Storia economica come storia

Paolo Favilli
Università di Genova

Storia economica come storia

1) Vorrei iniziare questo intervento commentando una recente affermazione di Jürgen Kocka:

«La storia economica figura tra i maggiori perdenti degli sviluppi recenti. Per lo meno in Germania, gli economisti attivi nei dipartimenti di economia non si interessano molto alla storia. Gli storici, per parte loro, sono assai meno interessati al mutamento economico di quanto non fossero, diciamo, negli anni Sessanta e Settanta. La storia economica è tornata ad essere un settore specializzato, privo di grande incidenza sul dibattito generale. Viviamo in un’epoca in cui sperimentiamo l’immenso potere dell’economia. Si pensi alla disoccupazione di massa, alla globalizzazione, alla mercificazione universale, alla crisi della società del lavoro. Non è un po’ anacronistico che gli storici parlino in continuazione di cultura mentre l’economia plasma la nostra vita?»

Le considerazioni di Kocka pongono questioni di rilievo tanto per il rapporto che nel corso di un periodo molto lungo si è stabilito tra una dimensione specifica del sapere storico (quella economica) e il marxismo, quanto per i meccanismi sottesi al mutamento del quadro epistemologico di riferimento della disciplina. Tra i due aspetti corre un evidente sistema di relazioni.
Come prima approssimazione (molto generale) possiamo rilevare una corrispondenza tra i periodi in cui il marxismo ha avuto maggiore influenza culturale e quelli in cui la storia economica ha avuto «maggiore incidenza sul dibattito generale». Così come la medesima corrispondenza riguarda anche veri e propri momenti di fondazione/rifondazione della disciplina legati a rinnovamento metodologico o ad ampliamento degli orizzonti. Tale insieme di corrispondenze lo si può rilevare non soltanto nelle vicende della cultura storica italiana, ma anche in quella di altre importanti storiografie europee, magari con sfasature temporali dovute a diversità di storie e non solo e soprattutto culturali.

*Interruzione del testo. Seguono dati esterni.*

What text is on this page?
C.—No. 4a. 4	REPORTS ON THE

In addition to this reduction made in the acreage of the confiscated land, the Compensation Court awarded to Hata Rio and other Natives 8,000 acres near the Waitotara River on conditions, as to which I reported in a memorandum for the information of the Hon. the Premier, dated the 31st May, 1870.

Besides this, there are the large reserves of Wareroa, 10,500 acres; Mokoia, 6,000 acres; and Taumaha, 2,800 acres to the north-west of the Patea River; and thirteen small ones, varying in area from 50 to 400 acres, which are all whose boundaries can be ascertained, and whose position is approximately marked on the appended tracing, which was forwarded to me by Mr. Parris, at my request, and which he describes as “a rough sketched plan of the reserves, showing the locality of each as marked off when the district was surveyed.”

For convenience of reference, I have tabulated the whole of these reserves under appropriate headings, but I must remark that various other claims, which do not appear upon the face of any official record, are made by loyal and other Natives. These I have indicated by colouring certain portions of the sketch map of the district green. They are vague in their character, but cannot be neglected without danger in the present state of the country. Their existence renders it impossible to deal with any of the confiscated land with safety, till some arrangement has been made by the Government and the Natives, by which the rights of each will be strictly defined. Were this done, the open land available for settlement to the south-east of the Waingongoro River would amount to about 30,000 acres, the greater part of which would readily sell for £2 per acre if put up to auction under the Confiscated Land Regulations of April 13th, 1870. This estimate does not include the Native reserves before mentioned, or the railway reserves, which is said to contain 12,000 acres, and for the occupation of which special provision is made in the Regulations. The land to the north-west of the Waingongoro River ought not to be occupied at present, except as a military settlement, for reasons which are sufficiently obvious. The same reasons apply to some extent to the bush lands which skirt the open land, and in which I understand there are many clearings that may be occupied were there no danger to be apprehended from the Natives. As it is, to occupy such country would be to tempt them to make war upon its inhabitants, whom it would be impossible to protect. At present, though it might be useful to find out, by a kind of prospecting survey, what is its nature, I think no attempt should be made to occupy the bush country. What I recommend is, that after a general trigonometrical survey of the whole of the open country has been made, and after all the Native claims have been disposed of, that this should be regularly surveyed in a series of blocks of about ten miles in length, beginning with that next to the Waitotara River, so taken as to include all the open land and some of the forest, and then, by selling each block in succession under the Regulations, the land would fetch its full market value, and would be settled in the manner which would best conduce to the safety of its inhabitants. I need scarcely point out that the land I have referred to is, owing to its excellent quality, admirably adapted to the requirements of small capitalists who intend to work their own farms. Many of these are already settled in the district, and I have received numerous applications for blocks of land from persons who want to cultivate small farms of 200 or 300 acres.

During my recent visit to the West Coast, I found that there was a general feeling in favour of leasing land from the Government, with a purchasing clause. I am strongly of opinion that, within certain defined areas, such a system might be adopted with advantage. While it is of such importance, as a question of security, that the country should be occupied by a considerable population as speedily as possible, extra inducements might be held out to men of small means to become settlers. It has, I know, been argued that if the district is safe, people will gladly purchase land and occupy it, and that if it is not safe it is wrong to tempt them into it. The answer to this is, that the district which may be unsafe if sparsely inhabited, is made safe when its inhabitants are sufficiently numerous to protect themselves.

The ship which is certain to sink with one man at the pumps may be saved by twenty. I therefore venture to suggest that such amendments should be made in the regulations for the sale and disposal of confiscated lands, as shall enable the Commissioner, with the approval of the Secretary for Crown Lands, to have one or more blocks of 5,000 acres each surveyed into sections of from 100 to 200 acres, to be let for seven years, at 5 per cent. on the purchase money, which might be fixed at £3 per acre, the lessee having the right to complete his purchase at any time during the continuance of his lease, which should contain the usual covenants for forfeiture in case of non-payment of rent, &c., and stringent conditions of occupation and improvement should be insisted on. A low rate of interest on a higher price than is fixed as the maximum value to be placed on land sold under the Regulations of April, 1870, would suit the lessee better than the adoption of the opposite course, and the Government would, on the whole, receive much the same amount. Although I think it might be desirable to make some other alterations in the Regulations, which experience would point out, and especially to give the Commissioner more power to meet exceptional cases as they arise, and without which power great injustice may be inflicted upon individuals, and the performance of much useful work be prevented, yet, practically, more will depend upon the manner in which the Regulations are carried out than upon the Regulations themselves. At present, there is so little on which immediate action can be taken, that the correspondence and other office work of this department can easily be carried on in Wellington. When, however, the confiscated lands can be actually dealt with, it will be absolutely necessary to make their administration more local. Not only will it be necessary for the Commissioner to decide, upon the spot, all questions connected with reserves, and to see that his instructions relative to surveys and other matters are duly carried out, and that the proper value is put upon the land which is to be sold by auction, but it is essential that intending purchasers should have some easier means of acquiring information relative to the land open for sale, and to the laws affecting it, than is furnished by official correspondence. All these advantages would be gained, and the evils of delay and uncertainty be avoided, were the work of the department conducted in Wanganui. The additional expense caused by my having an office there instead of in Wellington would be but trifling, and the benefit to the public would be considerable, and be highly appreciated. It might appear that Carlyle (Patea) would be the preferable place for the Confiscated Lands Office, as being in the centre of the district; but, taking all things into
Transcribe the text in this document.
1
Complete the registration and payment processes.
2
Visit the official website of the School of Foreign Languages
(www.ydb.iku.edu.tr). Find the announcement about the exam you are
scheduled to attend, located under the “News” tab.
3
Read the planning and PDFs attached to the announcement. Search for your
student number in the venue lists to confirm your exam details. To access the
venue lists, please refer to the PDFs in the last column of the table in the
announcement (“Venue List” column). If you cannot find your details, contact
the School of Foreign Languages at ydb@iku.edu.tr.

Un secondo aspetto concerne il legame assai stretto tra i modi di pensare la storia economica (la storia epistemologica della disciplina) e i modi di pensare l’economia in generale (la storia epistemologica della economia politica. In termini più accademicamente ristretti tra storia economica e storia del pensiero economico; non delle dottrine, non dell’analisi che tali scelte terminologiche presuppongono precedenti scelte di criteri metodologici. Si è detto, ad esempio che la «nuova storia economica(…) è in sostanza teoria — per lo più teoria neoclassica — retrospettiva» . Senz arrivare a tale consustanzialità, la teoria è sempre stata elemento altamente caratterizzante di qualsiasi riflessione storica in economia. E non si tratta solo del ruolo di Marx nella costruzione di una storia economica che è «pregna» di teorie, e di una «teoria» che è «pregna» di storia. Una analoga sua lezione di metodo non è rimasta estranea neppure ad autori così lontani da Marx, per molti versi antimarxisti, come Keynes e Schumpeter che cercano di delimitare «un campo di studio articolato e complesso, in cui storia economica, analisi economica (…) e sociologia vengono a costituire un tutto “a dominante”».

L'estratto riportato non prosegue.